Il aura fallu la crise de la dette grecque pour que le métal jaune libellé en euros se hisse au-dessus de son précédent record absolu.
Un nouveau sommet à proximité immédiate des 864 euros l'once d'or a été gravi hier en séance, alors même que l'once s'échange encore, en dollars, à un prix inférieur de 6 % environ à celui de son dernier plus haut en séance, (1.226,56 dollars, le 3 décembre 2009). Depuis le début de l'année, le métal jaune en euros s'est apprécié de plus de 12 % alors que le même précieux avec le billet vert pour unité de compte n'a avancé que de moins de 5 %. L'or est très dépendant de l'évolution des parités monétaires.
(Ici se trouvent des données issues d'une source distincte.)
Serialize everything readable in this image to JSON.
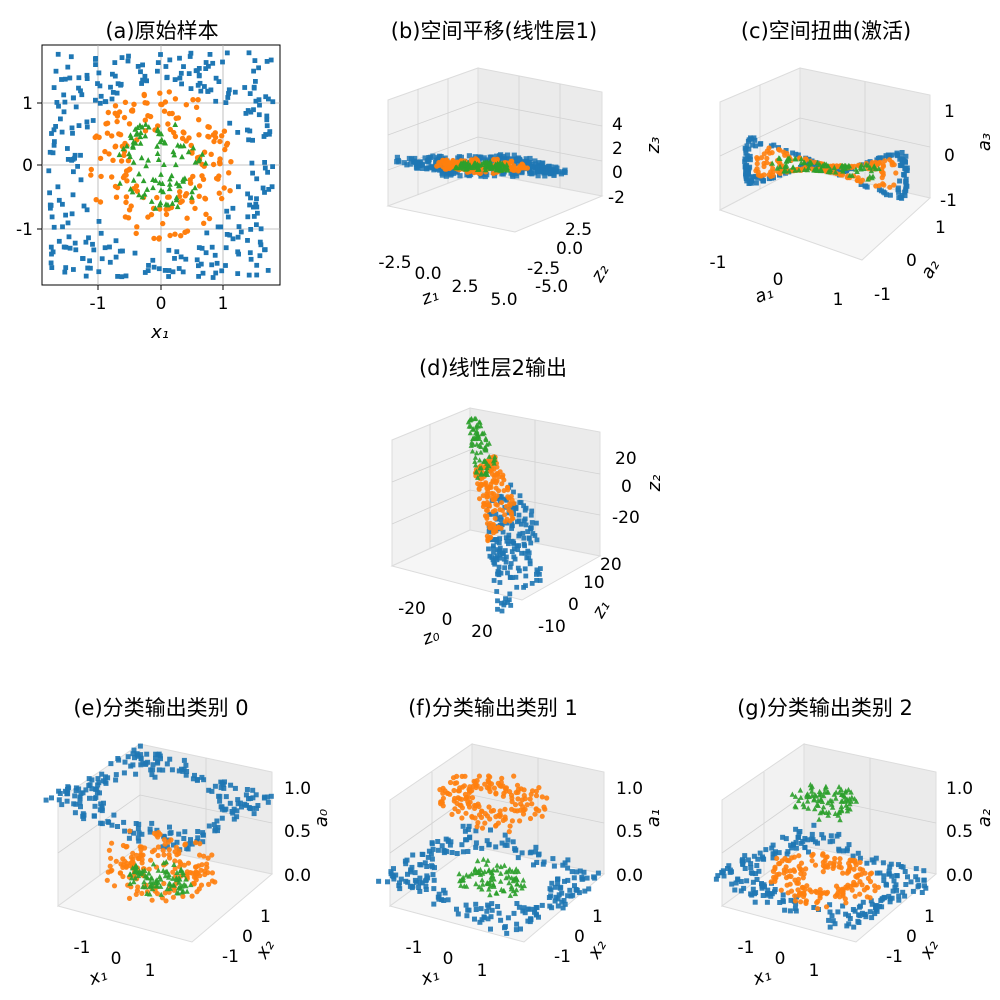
{
  "chart_data": [
    {
      "panel": "a",
      "type": "scatter",
      "title": "(a)原始样本",
      "xlabel": "x₁",
      "ylabel": "",
      "xlim": [
        -1.9,
        1.9
      ],
      "ylim": [
        -1.9,
        1.9
      ],
      "xticks": [
        "-1",
        "0",
        "1"
      ],
      "yticks": [
        "-1",
        "0",
        "1"
      ],
      "grid": true,
      "series": [
        {
          "class": 0,
          "marker": "square",
          "color": "#1f77b4",
          "region": "ring, radius 1.25 to 1.8"
        },
        {
          "class": 1,
          "marker": "circle",
          "color": "#ff7f0e",
          "region": "ring, radius 0.5 to 1.2"
        },
        {
          "class": 2,
          "marker": "triangle",
          "color": "#2ca02c",
          "region": "disc, radius 0 to 0.75"
        }
      ]
    },
    {
      "panel": "b",
      "type": "scatter3d",
      "title": "(b)空间平移(线性层1)",
      "xlabel": "z₁",
      "ylabel": "z₂",
      "zlabel": "z₃",
      "xticks": [
        "-2.5",
        "0.0",
        "2.5",
        "5.0"
      ],
      "yticks": [
        "-5.0",
        "-2.5",
        "0.0",
        "2.5"
      ],
      "zticks": [
        "-2",
        "0",
        "2",
        "4"
      ]
    },
    {
      "panel": "c",
      "type": "scatter3d",
      "title": "(c)空间扭曲(激活)",
      "xlabel": "a₁",
      "ylabel": "a₂",
      "zlabel": "a₃",
      "xticks": [
        "-1",
        "0",
        "1"
      ],
      "yticks": [
        "-1",
        "0",
        "1"
      ],
      "zticks": [
        "-1",
        "0",
        "1"
      ]
    },
    {
      "panel": "d",
      "type": "scatter3d",
      "title": "(d)线性层2输出",
      "xlabel": "z₀",
      "ylabel": "z₁",
      "zlabel": "z₂",
      "xticks": [
        "-20",
        "0",
        "20"
      ],
      "yticks": [
        "-10",
        "0",
        "10",
        "20"
      ],
      "zticks": [
        "-20",
        "0",
        "20"
      ]
    },
    {
      "panel": "e",
      "type": "scatter3d",
      "title": "(e)分类输出类别 0",
      "xlabel": "x₁",
      "ylabel": "x₂",
      "zlabel": "a₀",
      "xticks": [
        "-1",
        "0",
        "1"
      ],
      "yticks": [
        "-1",
        "0",
        "1"
      ],
      "zticks": [
        "0.0",
        "0.5",
        "1.0"
      ]
    },
    {
      "panel": "f",
      "type": "scatter3d",
      "title": "(f)分类输出类别 1",
      "xlabel": "x₁",
      "ylabel": "x₂",
      "zlabel": "a₁",
      "xticks": [
        "-1",
        "0",
        "1"
      ],
      "yticks": [
        "-1",
        "0",
        "1"
      ],
      "zticks": [
        "0.0",
        "0.5",
        "1.0"
      ]
    },
    {
      "panel": "g",
      "type": "scatter3d",
      "title": "(g)分类输出类别 2",
      "xlabel": "x₁",
      "ylabel": "x₂",
      "zlabel": "a₂",
      "xticks": [
        "-1",
        "0",
        "1"
      ],
      "yticks": [
        "-1",
        "0",
        "1"
      ],
      "zticks": [
        "0.0",
        "0.5",
        "1.0"
      ]
    }
  ]
}
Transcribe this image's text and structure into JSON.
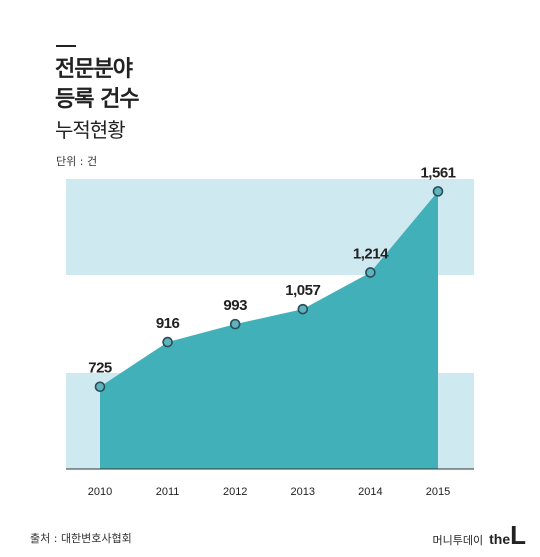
{
  "title": {
    "line1": "전문분야",
    "line2": "등록 건수",
    "line3": "누적현황"
  },
  "unit_label": "단위 : 건",
  "source": "출처 : 대한변호사협회",
  "brand": {
    "korean": "머니투데이",
    "the": "the",
    "L": "L"
  },
  "colors": {
    "band": "#cfe9f0",
    "area": "#41b0b8",
    "marker_fill": "#5eb3bd",
    "marker_stroke": "#2b4b57",
    "axis": "#333333"
  },
  "chart_data": {
    "type": "area",
    "categories": [
      "2010",
      "2011",
      "2012",
      "2013",
      "2014",
      "2015"
    ],
    "values": [
      725,
      916,
      993,
      1057,
      1214,
      1561
    ],
    "value_labels": [
      "725",
      "916",
      "993",
      "1,057",
      "1,214",
      "1,561"
    ],
    "title": "",
    "xlabel": "",
    "ylabel": "",
    "ylim": [
      373,
      1614
    ],
    "grid": false
  }
}
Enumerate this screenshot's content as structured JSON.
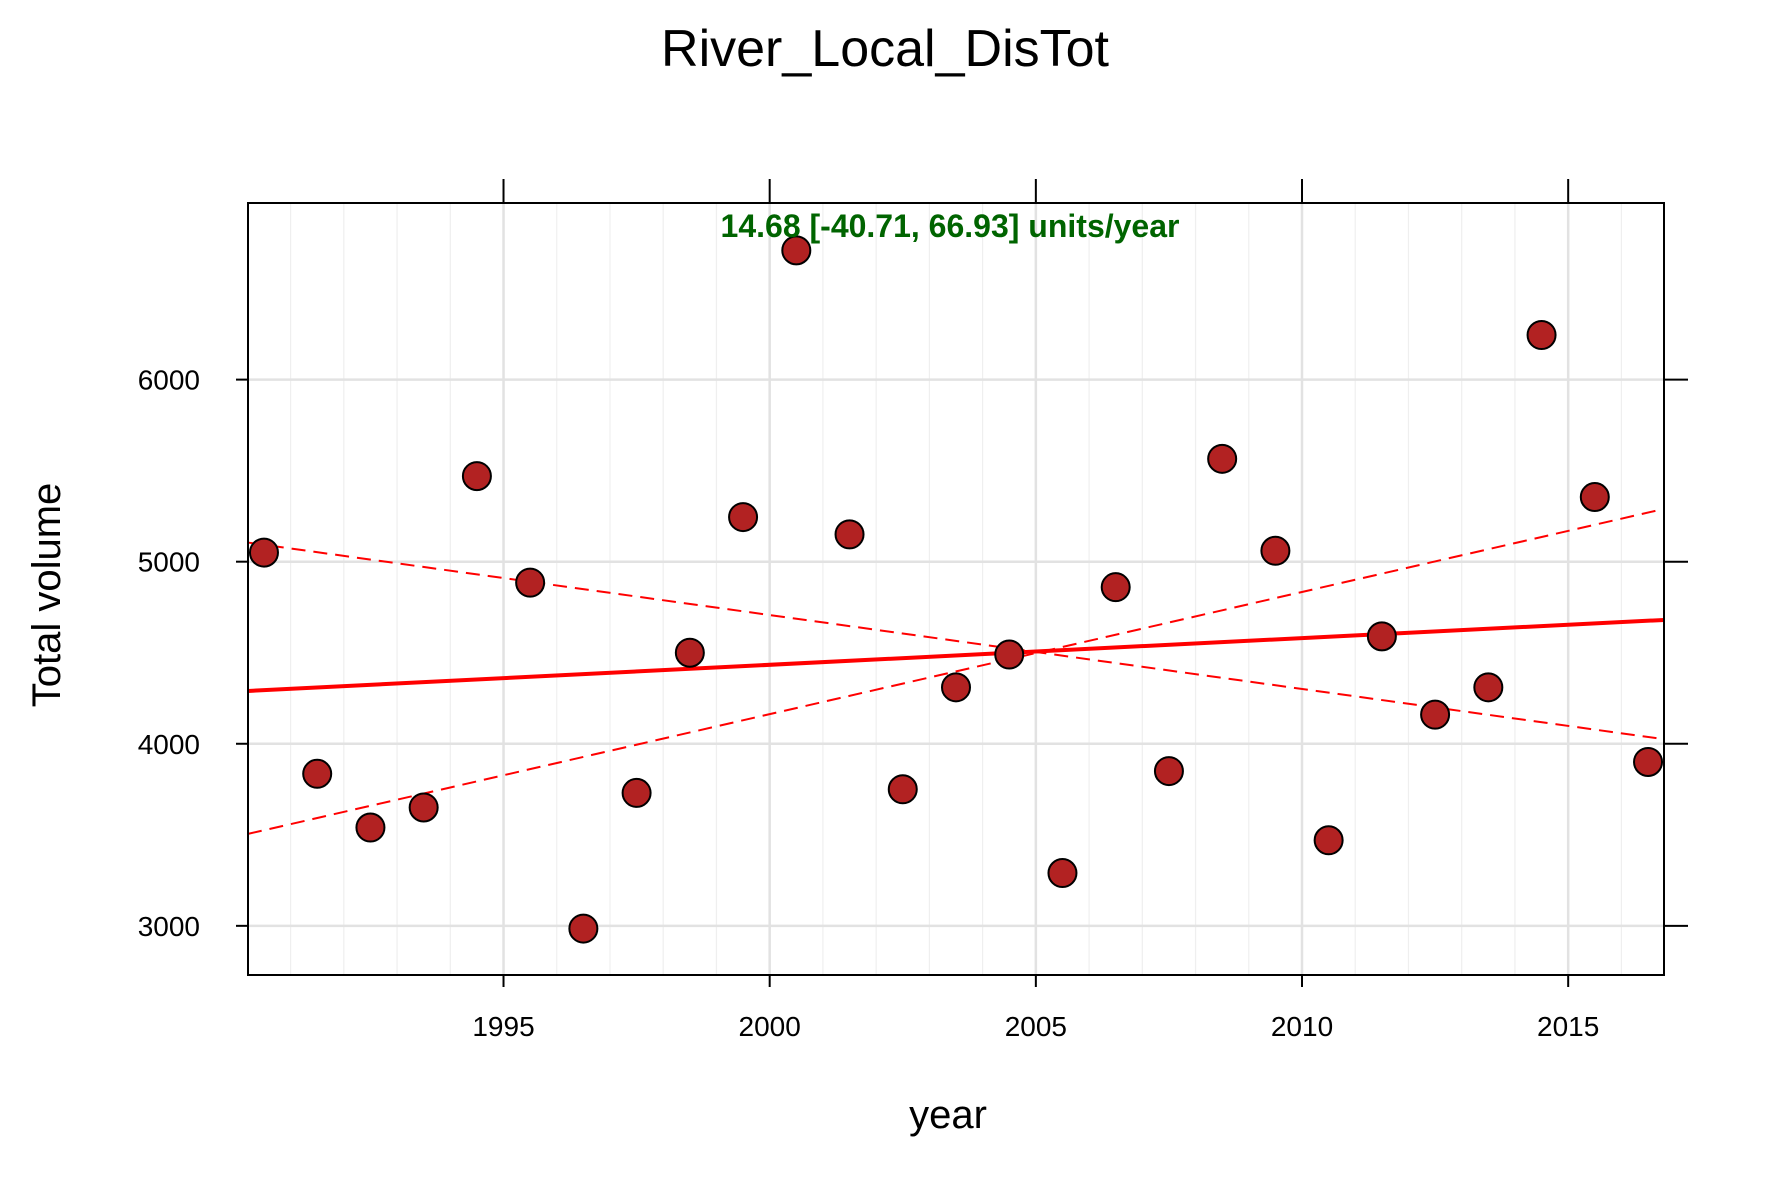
{
  "chart_data": {
    "type": "scatter",
    "title": "River_Local_DisTot",
    "xlabel": "year",
    "ylabel": "Total volume",
    "xlim": [
      1990.2,
      2016.8
    ],
    "ylim": [
      2730,
      6970
    ],
    "x_ticks": [
      1995,
      2000,
      2005,
      2010,
      2015
    ],
    "x_tick_labels": [
      "1995",
      "2000",
      "2005",
      "2010",
      "2015"
    ],
    "y_ticks": [
      3000,
      4000,
      5000,
      6000
    ],
    "y_tick_labels": [
      "3000",
      "4000",
      "5000",
      "6000"
    ],
    "grid": true,
    "annotation": "14.68 [-40.71, 66.93] units/year",
    "annotation_color": "#006400",
    "point_fill": "#b22222",
    "trend_color": "#ff0000",
    "points": [
      {
        "x": 1990.5,
        "y": 5050
      },
      {
        "x": 1991.5,
        "y": 3835
      },
      {
        "x": 1992.5,
        "y": 3540
      },
      {
        "x": 1993.5,
        "y": 3650
      },
      {
        "x": 1994.5,
        "y": 5470
      },
      {
        "x": 1995.5,
        "y": 4885
      },
      {
        "x": 1996.5,
        "y": 2985
      },
      {
        "x": 1997.5,
        "y": 3730
      },
      {
        "x": 1998.5,
        "y": 4500
      },
      {
        "x": 1999.5,
        "y": 5245
      },
      {
        "x": 2000.5,
        "y": 6710
      },
      {
        "x": 2001.5,
        "y": 5150
      },
      {
        "x": 2002.5,
        "y": 3750
      },
      {
        "x": 2003.5,
        "y": 4310
      },
      {
        "x": 2004.5,
        "y": 4490
      },
      {
        "x": 2005.5,
        "y": 3290
      },
      {
        "x": 2006.5,
        "y": 4860
      },
      {
        "x": 2007.5,
        "y": 3850
      },
      {
        "x": 2008.5,
        "y": 5565
      },
      {
        "x": 2009.5,
        "y": 5060
      },
      {
        "x": 2010.5,
        "y": 3470
      },
      {
        "x": 2011.5,
        "y": 4590
      },
      {
        "x": 2012.5,
        "y": 4160
      },
      {
        "x": 2013.5,
        "y": 4310
      },
      {
        "x": 2014.5,
        "y": 6245
      },
      {
        "x": 2015.5,
        "y": 5355
      },
      {
        "x": 2016.5,
        "y": 3900
      }
    ],
    "trend_lines": [
      {
        "style": "solid",
        "x": [
          1990.2,
          2016.8
        ],
        "y": [
          4290,
          4680
        ]
      },
      {
        "style": "dashed",
        "x": [
          1990.2,
          2016.8
        ],
        "y": [
          5105,
          4025
        ]
      },
      {
        "style": "dashed",
        "x": [
          1990.2,
          2016.8
        ],
        "y": [
          3505,
          5290
        ]
      }
    ]
  }
}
Il est donc logique que le cours du métal jaune en euros remonte à mesure du raffermissement du dollar face à la monnaie unique. Cette dernière a concédé environ 7,5 % à la devise américaine depuis la fin 2009. Un pourcentage presque égal au différentiel de hausse des prix de l'or en dollars et en euros constaté sur la même période.
Pourtant, au dire de James Steel, chez HSBC, le jeu croisé des monnaies ne suffit pas à expliquer la trajectoire des cours de ce précieux inscrite ces derniers temps. Loin s'en faut. Tout d'abord, et en toute logique, l'or en dollars aurait dû s'affaiblir face à la généralisation du redressement économique couplée à une parité plus ferme de sa devise de référence et à une inflation qui demeure relativement modérée, en dépit de l'envolée des prix des matières premières industrielles. L'appréciation du dollar se solde traditionnellement par une perte de vigueur de l'or. Il n'en est rien aujourd'hui. Le métal jaune libellé en dollars se maintient à des niveaux de cours historiquement élevés.
Résistance étonnante
Autre anomalie, les crises de dette souveraine de l'après-guerre n'ont pas déclenché d'augmentations significatives des prix de l'or. Ce fut encore le cas lors de la crise de la dette argentine, en décembre 2001. Il en va autrement aujourd'hui. La crise grecque, qui érode la parité de la monnaie unique et propulse le billet vert, n'a pas terni l'éclat du plus populaire des précieux. Pourtant, le risque de défaut de la dette souveraine athénienne est beaucoup plus grand pour le système financier international que celui associé à la dette argentine d'il y a neuf ans. La Grèce est un Etat membre de l'OCDE et, surtout, elle fait partie de la zone euro. Le défaut de ce pays pourrait freiner, voire handicaper la reprise conjoncturelle globale. Et cela est d'autant plus vrai qu'Athènes n'est pas la seule capitale du monde développé à être placée sous cette menace. Sous cet angle, ce n'est pas tant l'envol de l'or en euros qui est étonnant, mais sa résistance en dollars « face à l'escalade du risque souverain grec », résume James Steel. Les analystes techniques de Credit Suisse lui prédisent un objectif rapproché de 1.227 dollars l'once, son record de décembre, suivi par une remontée, d'abord vers les 1.250 dollars, puis vers les 1.264 dollars.
Le métal jaune bénéficie aussi d'un certain soutien du côté de la demande physique asiatique, notamment en Chine et en Inde, pays où les pressions inflationnistes regagnent en intensité. « Il est certain que la peur de l'inflation en Chine a été un facteur majeur de la demande asiatique d'or cette année », confirme Edel Tully, chez UBS.